7IM Short Thoughts: Probability: talking different languages
How certain can we be when making predictions? It may sound like a trick question, but when talking about events that might happen in the future of finance, the certainty can depend on your impression of the language used in those predictions.
Ben Kumar, Head of Equity Strategy, looks at the importance of not only what we predict for the future, but how we articulate it.
It's quite likely that you're watching this on your phone. What do I mean by quite likely, though? I'm actually making a prediction. Because when we use language to talk about the future, when we talk about probabilities, there's actually a big, big gap in what different people understand by things. YouGov did a great survey on this a few years ago.

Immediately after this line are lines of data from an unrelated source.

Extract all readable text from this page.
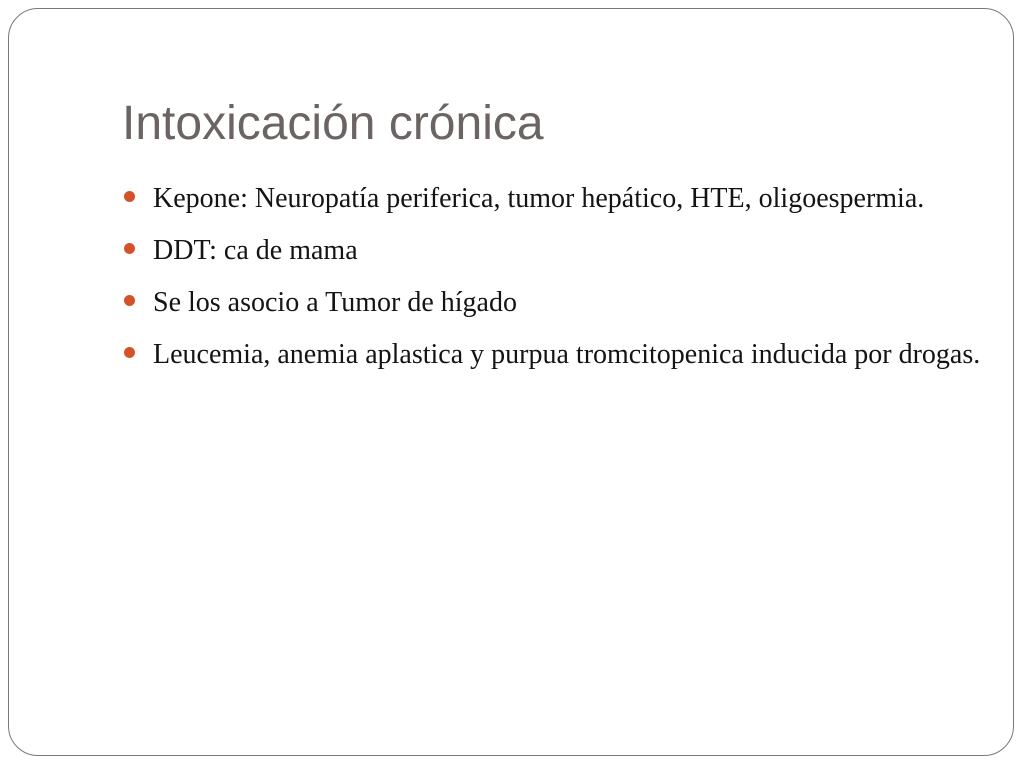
Intoxicación crónica
Kepone: Neuropatía periferica, tumor hepático, HTE, oligoespermia.
DDT: ca de mama
Se los asocio a Tumor de hígado
Leucemia, anemia aplastica y purpua tromcitopenica inducida por drogas.
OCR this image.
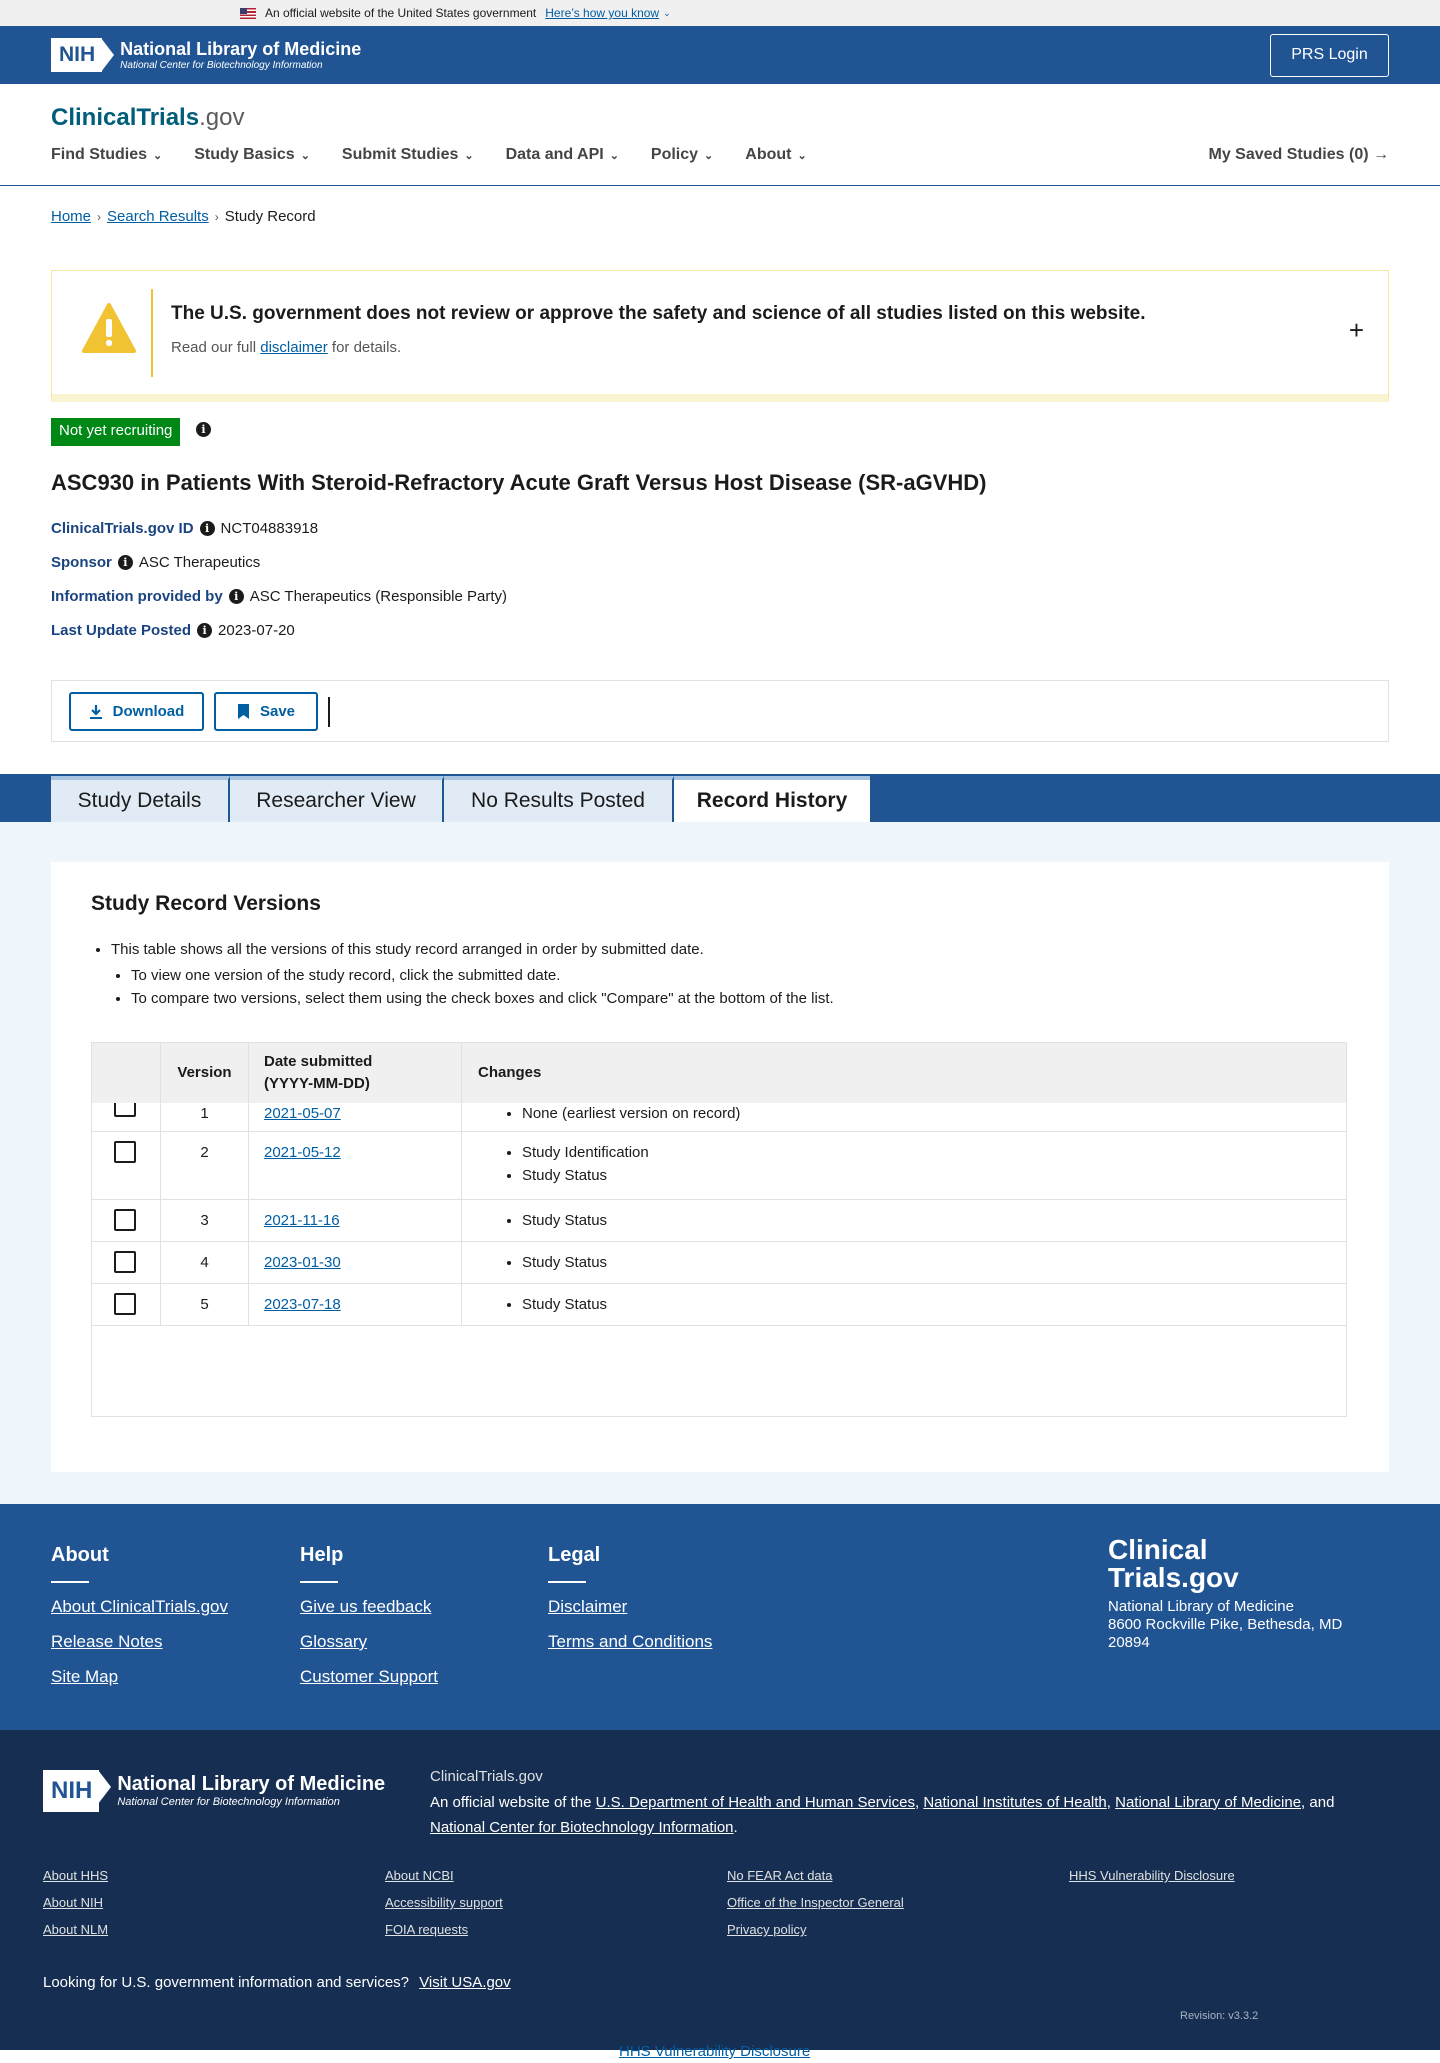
An official website of the United States government Here’s how you know ⌄
NIH	National Library of Medicine
National Center for Biotechnology Information
PRS Login
ClinicalTrials.gov
Find Studies ⌄ Study Basics ⌄ Submit Studies ⌄ Data and API ⌄ Policy ⌄ About ⌄	My Saved Studies (0) →
Home › Search Results › Study Record
The U.S. government does not review or approve the safety and science of all studies listed on this website.
Read our full disclaimer for details.
+
Not yet recruiting	i
ASC930 in Patients With Steroid-Refractory Acute Graft Versus Host Disease (SR-aGVHD)
ClinicalTrials.gov ID	i NCT04883918
Sponsor	i ASC Therapeutics
Information provided by	i ASC Therapeutics (Responsible Party)
Last Update Posted	i 2023-07-20
Download	Save
Study Details	Researcher View	No Results Posted	Record History
Study Record Versions
• This table shows all the versions of this study record arranged in order by submitted date.
• To view one version of the study record, click the submitted date.
• To compare two versions, select them using the check boxes and click "Compare" at the bottom of the list.
Version
Date submitted
(YYYY-MM-DD)
Changes
1	2021-05-07	• None (earliest version on record)
2	2021-05-12	• Study Identification
• Study Status
3	2021-11-16	• Study Status
4	2023-01-30	• Study Status
5	2023-07-18	• Study Status
About
About ClinicalTrials.gov
Release Notes
Site Map
Help
Give us feedback
Glossary
Customer Support
Legal
Disclaimer
Terms and Conditions
Clinical
Trials.gov
National Library of Medicine
8600 Rockville Pike, Bethesda, MD
20894
NIH	National Library of Medicine
National Center for Biotechnology Information
ClinicalTrials.gov
An official website of the U.S. Department of Health and Human Services, National Institutes of Health, National Library of Medicine, and National Center for Biotechnology Information.
About HHS
About NIH
About NLM
About NCBI
Accessibility support
FOIA requests
No FEAR Act data
Office of the Inspector General
Privacy policy
HHS Vulnerability Disclosure
Looking for U.S. government information and services? Visit USA.gov
Revision: v3.3.2
HHS Vulnerability Disclosure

And if I say ‘quite likely’ to people, some people think that means 40% likelihood of happening, whereas others think it means an 80% likelihood of happening. And lots of people in the middle. Or take the phrase ‘outside chance’. An ‘outside chance’ of something happening – to some people, that’s zero. It's not likely to happen at all. To others, it could be as much as 80%.
It's a huge, huge gap. And when it comes to finance, we often have to communicate about things that might happen in the future and how likely they are to happen. But if we're talking at cross-purposes, if I'm saying ‘quite likely’ to mean 40% chance, and the person on the receiving end is hearing 80% chance, there's a huge amount of disappointment in that gap that I've set because of the language I used.
We have to be really, really careful to make sure we're all talking about the same thing when it comes to the future.